ARTTYCO TALKS
Corinna Rosteck investigates the fragile terrain where memory, perception, and embodiment intersect, creating works that transform fleeting moments into immersive experiences of reflection and change.
ARTTYCO TALKS | June 25, 2026.
EPISODE #30: CORINNA ROSTECK
1. Your work often unfolds at the threshold between image and movement, where photography begins to behave almost like a living surface. In your practice, what happens in that moment when a still image begins to carry the memory of motion?
C: What interests me is the threshold between image and movement. Although photography is traditionally associated with freezing a moment, my work seeks to activate the image through light, reflection, and the movement of the viewer. The metallic surfaces respond to changes in perspective and illumination, so the image is never fixed but constantly shifting.
Movement therefore does not exist only in what is depicted, but in perception itself. The viewer becomes part of the work, completing it through their physical presence. What emerges is not a captured moment, but the memory and sensation of movement within a continuously changing visual field.

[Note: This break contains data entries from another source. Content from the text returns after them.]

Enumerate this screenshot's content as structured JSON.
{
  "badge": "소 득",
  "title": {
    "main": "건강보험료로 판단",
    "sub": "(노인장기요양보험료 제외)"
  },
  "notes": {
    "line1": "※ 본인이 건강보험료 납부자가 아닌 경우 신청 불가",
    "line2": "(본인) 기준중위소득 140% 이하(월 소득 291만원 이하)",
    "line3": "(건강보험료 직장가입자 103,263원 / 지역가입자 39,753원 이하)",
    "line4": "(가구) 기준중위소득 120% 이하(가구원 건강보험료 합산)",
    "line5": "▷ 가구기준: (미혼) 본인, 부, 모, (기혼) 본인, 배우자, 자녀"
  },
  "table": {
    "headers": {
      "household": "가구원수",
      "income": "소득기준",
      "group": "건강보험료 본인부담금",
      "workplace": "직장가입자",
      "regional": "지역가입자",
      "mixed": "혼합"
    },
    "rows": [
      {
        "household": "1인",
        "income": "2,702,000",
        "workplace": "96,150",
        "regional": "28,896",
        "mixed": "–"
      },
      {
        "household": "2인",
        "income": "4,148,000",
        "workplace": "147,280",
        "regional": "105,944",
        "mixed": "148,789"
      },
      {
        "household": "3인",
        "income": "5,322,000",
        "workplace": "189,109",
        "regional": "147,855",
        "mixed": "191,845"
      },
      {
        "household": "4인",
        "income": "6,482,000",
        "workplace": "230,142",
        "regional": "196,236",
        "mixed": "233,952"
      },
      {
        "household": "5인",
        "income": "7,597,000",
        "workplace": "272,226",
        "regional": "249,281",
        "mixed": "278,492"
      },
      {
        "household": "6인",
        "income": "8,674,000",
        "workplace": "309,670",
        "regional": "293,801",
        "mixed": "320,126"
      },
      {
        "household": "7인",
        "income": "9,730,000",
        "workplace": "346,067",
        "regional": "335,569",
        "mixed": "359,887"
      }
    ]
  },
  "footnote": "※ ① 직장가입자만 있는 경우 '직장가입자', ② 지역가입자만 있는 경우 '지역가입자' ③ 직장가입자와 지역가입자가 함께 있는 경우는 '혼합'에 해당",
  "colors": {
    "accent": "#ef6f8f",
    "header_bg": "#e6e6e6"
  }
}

2. Water, reflection, and the liquid state appear repeatedly in your work, almost as metaphors for perception itself. What draws you to this unstable territory between clarity and dissolution?
C: Water fascinates me because it combines transparency and opacity, clarity and mystery. It is a familiar element, yet it remains fundamentally elusive. Surface, depth, reflection, and movement coexist simultaneously. In my photographs and videoprojections, water becomes more than a motif; it becomes a way of thinking about perception itself. Through reflections, magnification, blur, and the interplay of light and shadow, recognizable structures dissolve into something more ambiguous. The viewer enters a space between observation and imagination, where certainty gives way to interpretation. This unstable territory interests me because perception is never fixed—it is fluid, subjective, and constantly shifting.


3. Many of your works emerge through collaboration with dancers and performers, where the body becomes both subject and medium. How does this dialogue with movement reshape your understanding of photography as a spatial and temporal experience?
C: My collaborations with dancers and performers have profoundly influenced my artistic practice. I am interested not only in movement itself, but in the human presence that becomes visible through movement—the interplay of confidence and doubt, vulnerability and strength, intention and expression.
The dancer is both subject and medium. Through movement, the body enters into dialogue with space, architecture, light, and time. I am fascinated by those moments in which personal presence and spatial structure briefly come into resonance. Rather than documenting choreography, I seek to capture states of transition, emotional intensity, and fragile forms of balance.
Through multiple exposures, projections, and immersive installations, photography expands beyond the fixed image. Time becomes layered rather than linear, and space becomes an active component of the work. In these collaborations, photography transforms into an experiential state of resonance in which body, image, movement, and perception continuously interact.

4. Your images often oscillate between abstraction and recognition, between something that appears familiar and something that slips away from definition. Is this tension a way of approaching memory, or perhaps a way of questioning how we construct reality through images?
C: I believe it is both. My work does not seek to create a faithful representation of reality. Instead, I am interested in the point where recognition begins to dissolve and the image opens itself to multiple interpretations.
Through reflections, fragmentation, extreme close-ups, blur, and shifting perspectives, familiar subjects become transformed. Water, bodies, and landscapes move between representation and abstraction. In many ways, this process resembles the workings of memory. We rarely remember experiences as complete and stable images; rather, we remember fragments, sensations, atmospheres, and impressions.
At the same time, these works question the apparent objectivity of photography. Photography is often associated with truth and documentation, yet perception is always shaped by context, perspective, and experience. I am interested in the space where photography begins to approach painting, where the camera seems to exchange roles with brush and pigment, creating images that invite reflection rather than certainty.


5. Across your installations, projections, and photographic works, there is a recurring sense of time being fractured or layered. When you think about the role of time in your work, are you trying to preserve a moment, transform it, or allow it to dissolve into something more fluid?
What does “performance” mean to you?
C: Rather than preserving a moment, I am interested in transforming it. Time in my work is rarely linear.
Photography traditionally captures an instant, but I am interested in what happens when that fixed instant begins to open itself again. Light, movement, memory, and the presence of the viewer continuously reshape the experience of the image. The work remains in a state of becoming rather than closure.
Many of my works explore transitional states—between appearance and disappearance, stillness and movement, body and environment, memory and presence. Ultimately, I am interested in creating spaces in which viewers can experience the fluid nature of perception and existence itself. Rather than fixing reality, the work invites an awareness of change, transformation, and the interconnectedness of image, time, space, and human experience.
Performance, for me, is a time-based performative art practice in which the human body is the central medium. Meaning does not arise through representation, but through the execution of the action itself – in the here and now. Presence, process, and embodied experience are at the core of my work.